Peneliti Pusat Kajian Antikorupsi UGM (Pukat UGM) Zaenur Rohman memandang pembebasan bersyarat yang diberikan kepada Setya Novanto telah melemahkan upaya pemberantasan korupsi oleh negara. Pada kesempatan itu, Zaenur juga mengkritik aturan ketat remisi untuk koruptor yang dibatalkan Mahkamah Agung (MA) pada 2021 silam.

Setya Novanto alias Setnov adalah terpidana kasus korupsi KTP-elektronik (e-KTP) yang dinyatakan bebas bersyarat usai Mahkamah Agung mengabulkan upaya hukum luar biasa atau peninjauan kembali (PK) yang diajukan Setnov. Zaenur mengatakan, pembebasan bersyarat Setnov ini memang tidak ada salahnya bila dilihat dari sisi aturan. Akan tetap, Pukat UGM dalam hal ini justru mempersoalkan beleid yang jadi dasar pemberian bebas bersyarat itu. Syarat tambahan ini tertuang dalam PP Nomor 99 tahun 2012 tentang Syarat dan Tata Cara Pelaksanaan Hak Warga Binaan.
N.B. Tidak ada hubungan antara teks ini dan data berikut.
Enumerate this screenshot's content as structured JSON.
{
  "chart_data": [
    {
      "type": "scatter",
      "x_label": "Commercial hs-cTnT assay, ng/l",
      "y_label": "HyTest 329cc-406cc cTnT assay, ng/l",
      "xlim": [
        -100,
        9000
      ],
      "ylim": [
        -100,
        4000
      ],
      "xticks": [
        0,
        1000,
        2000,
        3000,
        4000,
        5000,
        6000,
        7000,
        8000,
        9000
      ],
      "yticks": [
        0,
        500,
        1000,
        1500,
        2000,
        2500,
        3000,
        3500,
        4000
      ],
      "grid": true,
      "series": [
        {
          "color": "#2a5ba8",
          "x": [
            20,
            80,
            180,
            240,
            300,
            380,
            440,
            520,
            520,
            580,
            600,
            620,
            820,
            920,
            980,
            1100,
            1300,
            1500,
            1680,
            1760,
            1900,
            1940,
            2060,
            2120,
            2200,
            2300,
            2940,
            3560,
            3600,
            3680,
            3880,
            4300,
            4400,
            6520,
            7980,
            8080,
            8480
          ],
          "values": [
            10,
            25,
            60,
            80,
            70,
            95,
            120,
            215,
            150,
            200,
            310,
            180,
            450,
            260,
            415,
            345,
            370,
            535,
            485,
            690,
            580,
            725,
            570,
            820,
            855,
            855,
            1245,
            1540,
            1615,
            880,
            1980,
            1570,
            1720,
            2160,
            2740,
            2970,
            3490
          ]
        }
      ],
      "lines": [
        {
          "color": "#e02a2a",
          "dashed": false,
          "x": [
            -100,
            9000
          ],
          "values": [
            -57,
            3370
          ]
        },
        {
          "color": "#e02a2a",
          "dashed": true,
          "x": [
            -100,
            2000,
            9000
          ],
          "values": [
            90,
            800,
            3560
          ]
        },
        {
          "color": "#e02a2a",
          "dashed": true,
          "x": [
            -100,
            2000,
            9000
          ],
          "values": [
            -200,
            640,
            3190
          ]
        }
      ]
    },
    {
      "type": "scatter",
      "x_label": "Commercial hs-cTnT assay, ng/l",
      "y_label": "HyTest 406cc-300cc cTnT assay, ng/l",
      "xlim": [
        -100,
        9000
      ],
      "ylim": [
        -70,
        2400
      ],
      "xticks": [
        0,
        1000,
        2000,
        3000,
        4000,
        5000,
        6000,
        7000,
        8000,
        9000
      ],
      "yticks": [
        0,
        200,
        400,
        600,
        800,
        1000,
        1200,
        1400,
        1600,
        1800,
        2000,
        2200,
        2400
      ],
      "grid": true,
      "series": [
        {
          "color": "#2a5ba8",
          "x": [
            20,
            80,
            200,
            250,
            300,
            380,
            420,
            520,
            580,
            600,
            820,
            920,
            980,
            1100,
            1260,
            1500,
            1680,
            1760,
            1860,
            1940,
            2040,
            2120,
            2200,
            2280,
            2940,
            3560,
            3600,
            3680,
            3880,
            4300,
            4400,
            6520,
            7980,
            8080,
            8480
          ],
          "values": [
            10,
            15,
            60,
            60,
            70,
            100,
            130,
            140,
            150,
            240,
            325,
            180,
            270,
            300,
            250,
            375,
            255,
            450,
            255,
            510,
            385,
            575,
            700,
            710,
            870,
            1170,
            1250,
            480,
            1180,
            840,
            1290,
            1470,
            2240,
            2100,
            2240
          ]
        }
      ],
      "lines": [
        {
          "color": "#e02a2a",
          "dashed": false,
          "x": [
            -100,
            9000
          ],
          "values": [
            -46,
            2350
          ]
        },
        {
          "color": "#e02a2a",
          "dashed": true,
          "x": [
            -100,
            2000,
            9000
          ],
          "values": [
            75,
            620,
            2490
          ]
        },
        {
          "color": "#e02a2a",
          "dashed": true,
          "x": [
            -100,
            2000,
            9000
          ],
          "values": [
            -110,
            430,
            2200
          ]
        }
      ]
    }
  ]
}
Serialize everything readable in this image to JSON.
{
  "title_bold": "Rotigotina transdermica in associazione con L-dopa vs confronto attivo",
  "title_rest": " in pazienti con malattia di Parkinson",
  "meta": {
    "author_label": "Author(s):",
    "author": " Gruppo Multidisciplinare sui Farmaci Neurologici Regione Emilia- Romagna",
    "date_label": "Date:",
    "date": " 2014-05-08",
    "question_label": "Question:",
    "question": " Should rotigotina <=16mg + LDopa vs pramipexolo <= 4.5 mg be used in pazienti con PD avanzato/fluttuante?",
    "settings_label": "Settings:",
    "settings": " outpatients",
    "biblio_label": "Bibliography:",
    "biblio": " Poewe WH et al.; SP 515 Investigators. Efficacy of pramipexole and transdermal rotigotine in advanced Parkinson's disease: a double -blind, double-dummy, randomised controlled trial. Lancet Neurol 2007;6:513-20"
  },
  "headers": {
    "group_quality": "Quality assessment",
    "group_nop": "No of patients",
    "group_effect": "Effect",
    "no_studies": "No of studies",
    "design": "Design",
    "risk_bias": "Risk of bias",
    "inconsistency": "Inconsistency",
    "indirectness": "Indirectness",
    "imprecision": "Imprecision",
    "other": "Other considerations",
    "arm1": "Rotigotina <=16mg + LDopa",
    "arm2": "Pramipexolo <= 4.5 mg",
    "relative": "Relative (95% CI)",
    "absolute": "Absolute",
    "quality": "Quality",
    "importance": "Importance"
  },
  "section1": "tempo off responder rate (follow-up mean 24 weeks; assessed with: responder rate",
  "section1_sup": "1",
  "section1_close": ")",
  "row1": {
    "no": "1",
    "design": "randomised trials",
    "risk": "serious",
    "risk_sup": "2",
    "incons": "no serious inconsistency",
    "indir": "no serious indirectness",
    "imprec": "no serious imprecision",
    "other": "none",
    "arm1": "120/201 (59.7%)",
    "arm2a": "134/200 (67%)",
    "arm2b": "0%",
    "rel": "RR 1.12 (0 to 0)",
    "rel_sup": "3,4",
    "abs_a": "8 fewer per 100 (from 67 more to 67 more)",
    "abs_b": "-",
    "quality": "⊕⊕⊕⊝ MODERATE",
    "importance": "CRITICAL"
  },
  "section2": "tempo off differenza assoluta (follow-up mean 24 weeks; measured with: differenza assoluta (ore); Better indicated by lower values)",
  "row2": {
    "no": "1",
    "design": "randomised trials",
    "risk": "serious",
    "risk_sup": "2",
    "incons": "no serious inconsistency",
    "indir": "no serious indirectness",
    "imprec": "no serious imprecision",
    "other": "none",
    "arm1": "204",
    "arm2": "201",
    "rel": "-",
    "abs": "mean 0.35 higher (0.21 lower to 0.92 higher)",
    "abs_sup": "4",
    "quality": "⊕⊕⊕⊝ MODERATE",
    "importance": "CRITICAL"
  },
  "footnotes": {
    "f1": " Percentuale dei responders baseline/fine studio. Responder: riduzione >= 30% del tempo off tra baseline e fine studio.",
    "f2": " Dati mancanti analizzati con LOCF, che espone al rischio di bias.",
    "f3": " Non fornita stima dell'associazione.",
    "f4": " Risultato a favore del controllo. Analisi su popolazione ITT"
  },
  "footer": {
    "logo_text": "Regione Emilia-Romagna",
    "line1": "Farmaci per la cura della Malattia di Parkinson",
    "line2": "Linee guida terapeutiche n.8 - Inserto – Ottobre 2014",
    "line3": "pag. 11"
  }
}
Dulu, katanya, aturan tersebut biasa dikenal dengan julukan ‘PP aturan ketat remisi koruptor’. Namun, pada Oktober 2021 lalu Mahkamah Agung (MA) justru mencabut syarat ketat remisi yang tertuang pada pasal-pasal di PP 99 Tahun 2012 tersebut.

Pukat UGM termasuk golongan yang tak sepakat ketika PP 99/2012 itu dicabut MA pada 2021 silam. Menurut Zaenur dkk, itu adalah berkah bagi koruptor karena dampaknya adalah menghilangkan efek jera. Idealnya, lanjut Zaenur, penjatuhan hukuman pidana bagi koruptor sepenuhnya kewenangan hakim. Panjang pendeknya sanksi pidana yang dijalani harus sesuai dengan putusan sang pengadil. Zaenur menambahkan, yang perlu digarisbawahi adalah bagaimana kewenangan memberikan remisi atau pembebasan bersyarat oleh Kementerian Imigrasi dan Pemasyarakatan (Imipas).